Pour le scénario maximal étudié, supérieur de 15% au débit de la crue de 1910 et qui voit une part importante du système de protection des digues et murettes parisiennes également submergé, la situation est encore aggravée, avec plus de 343.000 habitants supplémentaires touchés soit 1,12 million, répartis à 82,2% sur l’axe Seine (921.000 habitants, 476.000 logements) et 15,4% (172.000 habitants, 84.000 logements) sur l’axe Marne.

Impacts sur les équipements et les réseaux

"Dans le cas de crues importantes ou majeures, de nombreux équipements et réseaux critiques localisés en bordure de la Seine, de la Marne ou de l’Oise seront impactés, directement ou indirectement : postes sources électriques, usines de production d’eau potable, installations de traitement des déchets ou des eaux usées, installations de stockage d’hydrocarbures, data centers...", met en garde l'IPR. L’arrêt ou le dysfonctionnement de ces installations (absence d’électricité, de chauffage, d’assainissement, d’approvisionnement en eau potable…) pourrait dégrader fortement les conditions de vie de plusieurs dizaines, voire centaines de milliers d’habitants supplémentaires, mais aussi fragiliser la continuité d’activité des services publics de proximité (établissements de santé ou sociaux), qui jouent un rôle essentiel en tant que soutien aux populations en période de crise, et pour la poursuite des activités économiques. 

"Ces fragilités de réseaux (…) se traduisent par des impacts très majorants dès les scénarios de crue d’occurrence cinquantennale, souligne l'étude. Aux 159.000 habitants potentiellement exposés en zones inondables s’ajoutent plus de 474.000 habitants impactés par des zones de fragilité, qui se concentrent dans le cœur d’agglomération (217.000 habitants, 45,7%) et dans les secteurs périurbains de la couronne d’agglomération (144.600, 30,6%). Au total, près de 5,1% de la population régionale (633.000 habitants) est impactée directement ou indirectement dans ce scénario de crue.

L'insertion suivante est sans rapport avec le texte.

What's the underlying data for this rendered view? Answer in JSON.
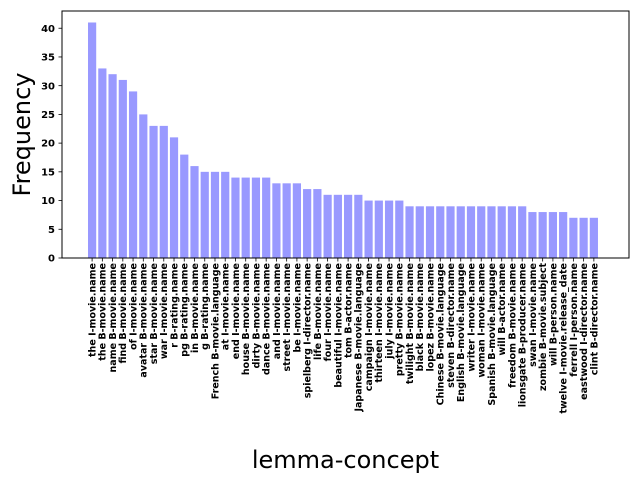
{
  "chart_data": {
    "type": "bar",
    "title": "",
    "xlabel": "lemma-concept",
    "ylabel": "Frequency",
    "ylim": [
      0,
      43
    ],
    "yticks": [
      0,
      5,
      10,
      15,
      20,
      25,
      30,
      35,
      40
    ],
    "grid": false,
    "bar_color": "#9999ff",
    "categories": [
      "the I-movie.name",
      "the B-movie.name",
      "name B-movie.name",
      "find B-movie.name",
      "of I-movie.name",
      "avatar B-movie.name",
      "star B-movie.name",
      "war I-movie.name",
      "r B-rating.name",
      "pg B-rating.name",
      "in B-movie.name",
      "g B-rating.name",
      "French B-movie.language",
      "at I-movie.name",
      "end I-movie.name",
      "house B-movie.name",
      "dirty B-movie.name",
      "dance B-movie.name",
      "and I-movie.name",
      "street I-movie.name",
      "be I-movie.name",
      "spielberg I-director.name",
      "life B-movie.name",
      "four I-movie.name",
      "beautiful I-movie.name",
      "tom B-actor.name",
      "Japanese B-movie.language",
      "campaign I-movie.name",
      "thirteen I-movie.name",
      "july I-movie.name",
      "pretty B-movie.name",
      "twilight B-movie.name",
      "black B-movie.name",
      "lopez B-movie.name",
      "Chinese B-movie.language",
      "steven B-director.name",
      "English B-movie.language",
      "writer I-movie.name",
      "woman I-movie.name",
      "Spanish B-movie.language",
      "will B-actor.name",
      "freedom B-movie.name",
      "lionsgate B-producer.name",
      "swan I-movie.name",
      "zombie B-movie.subject",
      "will B-person.name",
      "twelve I-movie.release_date",
      "ferrell I-person.name",
      "eastwood I-director.name",
      "clint B-director.name"
    ],
    "values": [
      41,
      33,
      32,
      31,
      29,
      25,
      23,
      23,
      21,
      18,
      16,
      15,
      15,
      15,
      14,
      14,
      14,
      14,
      13,
      13,
      13,
      12,
      12,
      11,
      11,
      11,
      11,
      10,
      10,
      10,
      10,
      9,
      9,
      9,
      9,
      9,
      9,
      9,
      9,
      9,
      9,
      9,
      9,
      8,
      8,
      8,
      8,
      7,
      7,
      7
    ]
  }
}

Les enjeux deviennent "extrêmement élevés" pour une crue de référence, du niveau de la crue historique de 1910 à Paris (crue d’occurrence centennale à tri-centennale). Dans ce scénario, ce sont près de 938.000 habitants qui sont recensés dans les zones de fragilité de réseaux, avec un impact très fort dans les communes du cœur d’agglomération (352.000 habitants, 37,5%), mais aussi dans l’hypercentre (305.000, 32,0%). Avec les 777.000 habitants en zones inondables, la population régionale est exposée au total à hauteur de 13,8% (1.715.000 habitants).

Pour le scénario maximal étudié, supérieur de 15% au débit de la crue de 1910 et qui voit une part importante du système de protection des digues et murettes parisiennes également submergé, la situation est encore aggravée, avec plus de 300.000 habitants supplémentaires dépassant le seuil du million (1,24 million). La zone centrale (hypercentre et cœur d’agglomération) concentre près des trois quarts (857.000 habitants) de la population en zones de fragilité. L’impact cumulé des habitants en zones inondables et en zones de fragilité approche les 2,36 millions d’habitants (19,0% de la population régionale).